For (1), I've gone the route of smart constructors throughout the API. You cannot access the ProcessConfig data constructor, but instead must use proc, shell, or OverloadedStrings. Instead of

record accessors, there are setter and getter functions. And

instead of a hard-coded list of stream types via a set of data

constructors, you can create arbitrary StreamSpecs via the mkStreamSpec function. I hope this turns out to be an API that is resilient to breaking changes.

For (2), the solution is easy: all launch functions in typed-process work exclusively on ProcessConfig.

Problem solved. We now have a very clear breakdown in the API:

first you configure everything you want about your process, and

then you choose whichever launch function makes the most sense to

you.

Bonus: Race condition

There's a long standing race condition in process - which will hopefully be resolved soon -

that introduces a race condition on waiting for child processes. In

typed-process, we've avoided this entirely with a different

approach to child process exit codes. Namely: we fork a separate

thread to wait for the process and fill an STM TMVar,

which both ensures no race condition and makes it possible to

observe the process exiting from within an atomic block.

As a side benefit, this also avoids the possibility of

accidentally creating zombie processes by not getting the process's

exit code when it finishes. Similarly, by encouraging the bracket

pattern (via withProcess) when interacting with a

process, killing off child processes in the case of exceptions

happens far more reliably.

Limitations

For the most part, I have not run into significant limitations

with typed-process so far.

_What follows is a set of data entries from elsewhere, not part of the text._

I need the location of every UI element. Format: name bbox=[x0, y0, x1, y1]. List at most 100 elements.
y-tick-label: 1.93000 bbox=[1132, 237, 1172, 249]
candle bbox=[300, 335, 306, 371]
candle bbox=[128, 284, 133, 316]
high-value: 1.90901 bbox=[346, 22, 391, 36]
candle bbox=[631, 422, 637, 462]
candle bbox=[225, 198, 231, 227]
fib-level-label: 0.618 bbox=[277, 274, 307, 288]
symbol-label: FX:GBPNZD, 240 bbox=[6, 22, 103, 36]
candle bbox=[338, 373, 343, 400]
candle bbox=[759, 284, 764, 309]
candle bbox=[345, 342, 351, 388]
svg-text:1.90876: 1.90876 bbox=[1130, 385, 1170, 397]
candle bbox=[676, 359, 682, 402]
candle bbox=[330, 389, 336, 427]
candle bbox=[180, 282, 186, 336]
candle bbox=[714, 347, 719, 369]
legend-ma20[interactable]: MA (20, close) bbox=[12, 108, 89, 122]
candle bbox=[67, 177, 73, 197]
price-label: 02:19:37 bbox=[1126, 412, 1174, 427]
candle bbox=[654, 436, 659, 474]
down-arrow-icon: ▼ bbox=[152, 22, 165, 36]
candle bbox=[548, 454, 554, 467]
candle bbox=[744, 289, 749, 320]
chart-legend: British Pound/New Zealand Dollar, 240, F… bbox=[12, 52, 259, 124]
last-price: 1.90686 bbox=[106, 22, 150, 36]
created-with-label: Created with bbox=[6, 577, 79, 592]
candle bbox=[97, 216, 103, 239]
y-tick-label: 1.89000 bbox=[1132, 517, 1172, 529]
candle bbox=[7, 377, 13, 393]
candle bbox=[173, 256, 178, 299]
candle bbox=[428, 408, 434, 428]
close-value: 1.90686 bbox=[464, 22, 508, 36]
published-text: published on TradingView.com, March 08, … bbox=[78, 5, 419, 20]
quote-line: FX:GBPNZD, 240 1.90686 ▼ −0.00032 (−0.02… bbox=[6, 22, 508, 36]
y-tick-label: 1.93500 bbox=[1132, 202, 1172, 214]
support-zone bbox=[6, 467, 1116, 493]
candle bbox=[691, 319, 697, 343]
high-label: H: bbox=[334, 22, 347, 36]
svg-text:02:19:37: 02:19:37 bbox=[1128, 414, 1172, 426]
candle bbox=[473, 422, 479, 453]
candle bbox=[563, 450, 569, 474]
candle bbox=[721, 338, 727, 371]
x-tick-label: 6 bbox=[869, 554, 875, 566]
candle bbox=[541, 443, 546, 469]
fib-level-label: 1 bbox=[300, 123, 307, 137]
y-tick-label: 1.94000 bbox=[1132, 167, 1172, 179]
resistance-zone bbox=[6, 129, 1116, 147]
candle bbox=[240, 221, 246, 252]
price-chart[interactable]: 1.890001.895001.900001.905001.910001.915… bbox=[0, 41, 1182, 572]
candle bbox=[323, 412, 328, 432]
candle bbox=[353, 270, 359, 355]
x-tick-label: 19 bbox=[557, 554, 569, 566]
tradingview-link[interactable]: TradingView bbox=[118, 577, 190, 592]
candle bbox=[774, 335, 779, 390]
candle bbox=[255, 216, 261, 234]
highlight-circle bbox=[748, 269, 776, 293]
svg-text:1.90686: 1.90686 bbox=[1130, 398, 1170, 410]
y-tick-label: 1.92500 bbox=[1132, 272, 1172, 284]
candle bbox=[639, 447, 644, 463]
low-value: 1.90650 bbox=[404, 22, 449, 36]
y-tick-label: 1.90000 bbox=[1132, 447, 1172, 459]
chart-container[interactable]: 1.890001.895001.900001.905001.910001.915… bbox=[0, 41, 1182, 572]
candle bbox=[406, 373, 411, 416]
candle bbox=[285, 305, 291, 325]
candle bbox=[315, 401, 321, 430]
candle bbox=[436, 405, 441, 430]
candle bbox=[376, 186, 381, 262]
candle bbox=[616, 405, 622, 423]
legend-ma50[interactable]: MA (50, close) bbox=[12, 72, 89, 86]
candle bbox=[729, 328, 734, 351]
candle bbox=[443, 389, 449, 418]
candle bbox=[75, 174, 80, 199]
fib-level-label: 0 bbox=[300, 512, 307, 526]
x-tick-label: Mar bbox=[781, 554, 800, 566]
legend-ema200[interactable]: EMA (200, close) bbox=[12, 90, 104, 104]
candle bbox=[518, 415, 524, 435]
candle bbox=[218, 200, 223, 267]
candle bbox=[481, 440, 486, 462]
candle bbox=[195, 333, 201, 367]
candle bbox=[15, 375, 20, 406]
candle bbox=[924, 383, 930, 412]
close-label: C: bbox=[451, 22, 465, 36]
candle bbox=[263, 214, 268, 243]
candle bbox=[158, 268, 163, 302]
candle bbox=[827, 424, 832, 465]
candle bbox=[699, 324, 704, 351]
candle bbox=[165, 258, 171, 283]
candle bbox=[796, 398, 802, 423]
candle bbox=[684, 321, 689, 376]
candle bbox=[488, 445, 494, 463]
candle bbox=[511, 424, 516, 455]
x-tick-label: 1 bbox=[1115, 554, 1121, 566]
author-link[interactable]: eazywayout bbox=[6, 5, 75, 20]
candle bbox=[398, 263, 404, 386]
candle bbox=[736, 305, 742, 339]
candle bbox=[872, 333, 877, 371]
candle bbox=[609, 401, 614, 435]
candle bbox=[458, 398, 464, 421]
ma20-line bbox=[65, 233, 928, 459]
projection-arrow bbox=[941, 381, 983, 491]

The biggest annoyances I have with it

are those inherited from process, specifically that command line

arguments and environment variables are specified as

Strings, leading to some character encoding issues.

I'm certain there are limitations of typed-process versus

process. And for others, there may be a higher learning curve with

typed-process versus process. I haven't received enough feedback on

that yet to assess, however.

The other downside is dependencies, for those who worry about

such things. In addition to depending on process itself (and

therefore inheriting its dependencies), typed-process depends on

async, bytestring, conduit, conduit-extra, exceptions, stm, and

transformers. The conduit deps can easily be moved out, it's just

for providing a convenience function that could be provided

elsewhere. Regarding the others:

• transformers is only needed for MonadIO. Now that MonadIO has moved into base, I could make that dependency conditional.

• The exceptions dependency makes withProcess more general, and would be a shame to lose.

• Dropping async and stm could be done by inlining their code here, which would work, but is a bad idea IMO.

The only reason for considering these changes would be the next section...

What's next?

I'm left with the question of what to do with this package,

especially as more people ask questions that can be answered with

"just use typed-process."

• Do nothing. The package can live on Hackage/Stackage as-is, people who want to use it can use it, and that's it.

• Add a note to the package process mentioning it as a potential,

  alternative API. Even though I'm currently the process package

  maintainer, I feel it would be inappropriate for me to make such a

  decision myself.

• Even more radically: if there is strong support for this API,

  we could consider merging it back into the process package. I

  wouldn't be in favor of modifying the System.Process

  module (we should keep it as-is for backwards compatibility), but

  adding a new module with this API is certainly doable (sans the

  dependency issues mentioned aboved).

At the very least, this library has scratched a personal itch. If it helps others, that's a great perk :).